Greening the Pipeline mural designed to raise awareness of frog habitats

Moonee Ponds Catchment Collaboration

The Moonee Ponds Creek catchment is a highly urbanised and modified creek system. Historically the creek was seen solely as a drain or water conduit, a perception that led to inappropriate development, neglect and degradation.

Past collaboration, including through the Moonee Ponds Creek Coordination Committee, friends groups and cross governmental partnerships, has resulted in some social and environmental improvements; however, significant issues persist across the catchment.

While several plans have been developed to set a clear direction for the catchment, progress has been hindered by lack of catchment-wide governance.

In February 2017, 60 stakeholders came together to talk about collaboration in the Moonee Ponds Creek catchment. This was the beginning of the collaboration process that has resulted in a commitment by representatives of 18 organisations and 10 supporting partners to work together to:

‘Transform the Moonee Ponds Creek into an iconic waterway for Melbourne that enhances its natural capital and provides high social and environmental benefits to local and wider communities.’

The collaboration group includes representatives from local and state government, community groups, not-for-profits, businesses and research organisations – all with a strong interest in improving the Moonee Ponds Creek.

The group has now developed three working groups to look at three projects, which will enable a catchment-wide approach for:

  • a shared portal for research and mapping
  • strengthening planning controls
  • formalising the collaboration group.

In addition to the three projects, a number of ‘spin-off’ successes have arisen from the collaborators working together over the course of the year, including:

  • Impetus for Moreland City Council to become joint owners, with Moonee Valley Council, of a masterplan for the creek in the central part of the catchment – this enables the final product to be co-branded and co-delivered by two councils, either side of the creek
  • A three-council investigation into stormwater harvesting opportunities in the lower half of the catchment
  • The prevention of the loss of a parcel of land to development, through highlighting the value of the creek corridor and its retention as accessible space
  • Scoping and funding of revegetation projects between various collaborators
  • New and improved pedestrian access to parts of the creek bank. Including, for one site, a student investigation into new pedestrian access points
  • Coordinated responses by several collaborators to a major infrastructure proposal, resulting in a recommendation from the Minister for Planning that the collaborators be involved formally in development of the open space projects proposed in the project.

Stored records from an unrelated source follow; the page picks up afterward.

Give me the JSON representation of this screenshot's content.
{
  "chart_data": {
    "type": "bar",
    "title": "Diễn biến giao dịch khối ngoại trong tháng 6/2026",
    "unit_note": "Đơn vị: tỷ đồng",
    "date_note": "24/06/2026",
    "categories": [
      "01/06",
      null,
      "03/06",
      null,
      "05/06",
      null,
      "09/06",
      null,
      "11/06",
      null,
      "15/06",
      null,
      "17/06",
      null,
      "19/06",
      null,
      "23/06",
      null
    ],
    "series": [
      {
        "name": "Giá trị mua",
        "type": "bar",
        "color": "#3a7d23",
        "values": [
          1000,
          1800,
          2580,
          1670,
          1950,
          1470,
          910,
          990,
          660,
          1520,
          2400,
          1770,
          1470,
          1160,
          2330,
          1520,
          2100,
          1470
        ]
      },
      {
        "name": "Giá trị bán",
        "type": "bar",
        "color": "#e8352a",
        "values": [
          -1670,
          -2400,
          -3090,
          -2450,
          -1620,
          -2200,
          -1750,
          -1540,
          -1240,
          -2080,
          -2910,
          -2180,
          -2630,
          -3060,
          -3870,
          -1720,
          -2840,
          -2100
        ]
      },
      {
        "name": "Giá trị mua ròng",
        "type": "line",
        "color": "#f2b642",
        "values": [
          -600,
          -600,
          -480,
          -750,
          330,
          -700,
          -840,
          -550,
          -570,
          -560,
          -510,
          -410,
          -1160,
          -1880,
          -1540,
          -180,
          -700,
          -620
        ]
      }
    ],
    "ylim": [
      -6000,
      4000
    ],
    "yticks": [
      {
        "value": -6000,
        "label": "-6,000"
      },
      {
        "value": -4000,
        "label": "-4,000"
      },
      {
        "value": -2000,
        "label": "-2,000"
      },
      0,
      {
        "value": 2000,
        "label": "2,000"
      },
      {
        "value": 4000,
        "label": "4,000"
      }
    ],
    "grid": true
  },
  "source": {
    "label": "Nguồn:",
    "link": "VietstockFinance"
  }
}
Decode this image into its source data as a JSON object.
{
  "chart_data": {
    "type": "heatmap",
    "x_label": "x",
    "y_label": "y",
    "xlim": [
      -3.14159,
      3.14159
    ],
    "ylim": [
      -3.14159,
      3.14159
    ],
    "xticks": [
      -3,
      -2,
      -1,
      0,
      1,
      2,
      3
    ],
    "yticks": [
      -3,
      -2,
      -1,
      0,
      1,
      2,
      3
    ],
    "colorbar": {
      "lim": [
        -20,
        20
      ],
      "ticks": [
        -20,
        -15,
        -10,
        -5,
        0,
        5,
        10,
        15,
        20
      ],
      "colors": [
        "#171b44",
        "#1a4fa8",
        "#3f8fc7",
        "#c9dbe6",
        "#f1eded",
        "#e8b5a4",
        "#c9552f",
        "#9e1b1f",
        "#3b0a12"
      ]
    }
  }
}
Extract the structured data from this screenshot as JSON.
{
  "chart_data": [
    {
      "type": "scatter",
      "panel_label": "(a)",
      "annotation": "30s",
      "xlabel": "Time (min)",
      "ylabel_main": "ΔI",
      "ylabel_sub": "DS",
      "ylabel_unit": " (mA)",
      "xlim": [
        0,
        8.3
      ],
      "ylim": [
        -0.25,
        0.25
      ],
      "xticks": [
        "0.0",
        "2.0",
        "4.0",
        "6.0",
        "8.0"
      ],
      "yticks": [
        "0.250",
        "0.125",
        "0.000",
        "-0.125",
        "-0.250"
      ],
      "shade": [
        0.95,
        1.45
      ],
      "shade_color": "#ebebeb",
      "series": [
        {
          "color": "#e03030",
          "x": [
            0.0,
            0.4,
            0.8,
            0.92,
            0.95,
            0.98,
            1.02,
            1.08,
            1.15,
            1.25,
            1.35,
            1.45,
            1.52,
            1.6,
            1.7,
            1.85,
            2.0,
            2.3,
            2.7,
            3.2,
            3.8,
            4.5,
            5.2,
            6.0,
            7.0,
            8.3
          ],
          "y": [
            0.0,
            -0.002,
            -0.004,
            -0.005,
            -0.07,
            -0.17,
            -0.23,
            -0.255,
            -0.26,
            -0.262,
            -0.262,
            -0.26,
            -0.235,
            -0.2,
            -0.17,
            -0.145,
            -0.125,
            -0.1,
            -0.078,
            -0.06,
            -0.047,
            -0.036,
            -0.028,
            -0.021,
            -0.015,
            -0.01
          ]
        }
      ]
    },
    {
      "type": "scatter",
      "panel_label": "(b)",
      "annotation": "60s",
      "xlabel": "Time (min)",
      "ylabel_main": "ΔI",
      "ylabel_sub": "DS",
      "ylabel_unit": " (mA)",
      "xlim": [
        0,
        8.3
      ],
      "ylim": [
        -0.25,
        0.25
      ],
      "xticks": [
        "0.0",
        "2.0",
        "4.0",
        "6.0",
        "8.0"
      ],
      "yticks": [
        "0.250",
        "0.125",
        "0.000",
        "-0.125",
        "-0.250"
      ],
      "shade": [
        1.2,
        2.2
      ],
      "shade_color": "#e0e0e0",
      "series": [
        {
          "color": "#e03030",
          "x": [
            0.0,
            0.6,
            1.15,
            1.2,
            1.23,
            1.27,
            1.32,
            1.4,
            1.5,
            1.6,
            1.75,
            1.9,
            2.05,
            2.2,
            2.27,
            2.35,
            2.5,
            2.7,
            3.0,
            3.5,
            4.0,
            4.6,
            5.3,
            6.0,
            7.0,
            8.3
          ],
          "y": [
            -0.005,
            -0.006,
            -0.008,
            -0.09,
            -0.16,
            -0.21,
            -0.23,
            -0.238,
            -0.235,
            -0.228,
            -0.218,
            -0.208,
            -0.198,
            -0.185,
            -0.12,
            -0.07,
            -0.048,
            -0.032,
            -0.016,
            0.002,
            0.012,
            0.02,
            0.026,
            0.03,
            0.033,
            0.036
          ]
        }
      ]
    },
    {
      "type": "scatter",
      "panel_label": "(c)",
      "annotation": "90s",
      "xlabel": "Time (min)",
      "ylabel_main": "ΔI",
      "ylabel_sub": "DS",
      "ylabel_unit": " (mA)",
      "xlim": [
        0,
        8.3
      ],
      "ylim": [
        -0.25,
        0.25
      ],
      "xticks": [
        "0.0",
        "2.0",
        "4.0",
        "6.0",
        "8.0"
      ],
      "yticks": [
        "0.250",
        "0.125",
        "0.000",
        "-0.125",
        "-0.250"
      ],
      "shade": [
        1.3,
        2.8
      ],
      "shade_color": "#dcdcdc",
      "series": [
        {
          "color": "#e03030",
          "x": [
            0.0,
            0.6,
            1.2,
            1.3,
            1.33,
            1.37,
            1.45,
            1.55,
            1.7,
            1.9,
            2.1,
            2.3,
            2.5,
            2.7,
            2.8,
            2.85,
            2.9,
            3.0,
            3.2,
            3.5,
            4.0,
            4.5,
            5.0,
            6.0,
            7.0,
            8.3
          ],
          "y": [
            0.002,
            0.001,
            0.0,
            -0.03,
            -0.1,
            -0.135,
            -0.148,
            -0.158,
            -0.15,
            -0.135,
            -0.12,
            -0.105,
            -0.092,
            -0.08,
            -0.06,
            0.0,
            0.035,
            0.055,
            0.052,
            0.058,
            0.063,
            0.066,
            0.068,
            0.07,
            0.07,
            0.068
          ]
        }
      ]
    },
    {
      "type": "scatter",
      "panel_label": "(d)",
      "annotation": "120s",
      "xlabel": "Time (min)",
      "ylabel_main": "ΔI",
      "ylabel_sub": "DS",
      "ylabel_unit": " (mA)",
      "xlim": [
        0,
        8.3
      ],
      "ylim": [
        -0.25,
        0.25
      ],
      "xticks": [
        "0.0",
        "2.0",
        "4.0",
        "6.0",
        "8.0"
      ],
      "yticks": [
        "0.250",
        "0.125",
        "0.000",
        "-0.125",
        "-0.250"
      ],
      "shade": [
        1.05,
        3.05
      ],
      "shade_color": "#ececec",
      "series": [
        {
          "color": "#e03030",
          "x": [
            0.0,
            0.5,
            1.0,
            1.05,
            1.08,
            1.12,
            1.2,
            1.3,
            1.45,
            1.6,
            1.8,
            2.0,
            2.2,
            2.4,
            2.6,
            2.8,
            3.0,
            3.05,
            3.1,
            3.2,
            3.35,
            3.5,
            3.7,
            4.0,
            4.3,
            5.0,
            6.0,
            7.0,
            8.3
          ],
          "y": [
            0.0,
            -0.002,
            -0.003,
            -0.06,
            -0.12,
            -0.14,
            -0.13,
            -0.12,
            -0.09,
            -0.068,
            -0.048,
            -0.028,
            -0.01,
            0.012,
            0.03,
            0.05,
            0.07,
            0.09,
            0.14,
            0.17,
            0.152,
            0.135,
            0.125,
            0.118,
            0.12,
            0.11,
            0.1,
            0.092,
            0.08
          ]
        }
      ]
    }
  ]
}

For more information on the collaboration, or to get involved, please email [email protected]

 

 

 

 

Moonee Ponds Catchment Collaboration group Moonee Ponds Catchment Collaboration working group Group walking the Moonee Ponds Catchment

Living Links

Living Links is a large-scale environmental and social project involving Councils, Government agencies and community groups working together to create a web of green spaces in Melbourne’s south-east.

Melbourne Water is partnering with Living Links to improve the connections between the many parks, reserves, open spaces, coasts, beaches, pathways, rivers, creeks and wetlands to make this area a world-class urban ecosystem.

 

Greening the West

Greening the West is a regional initiative that's about enriching the communities in Melbourne's west through the development of green spaces. Melbourne Water supports Greening the West in a broad range of activities that contribute to urban greening by utilising the land and waterway management and integrated water solutions. The Greening the West initiative helps Melbourne water achieve its vision of 'enriching life and liveability' leading to desirable urban spaces and environments and healthy waterways and bays.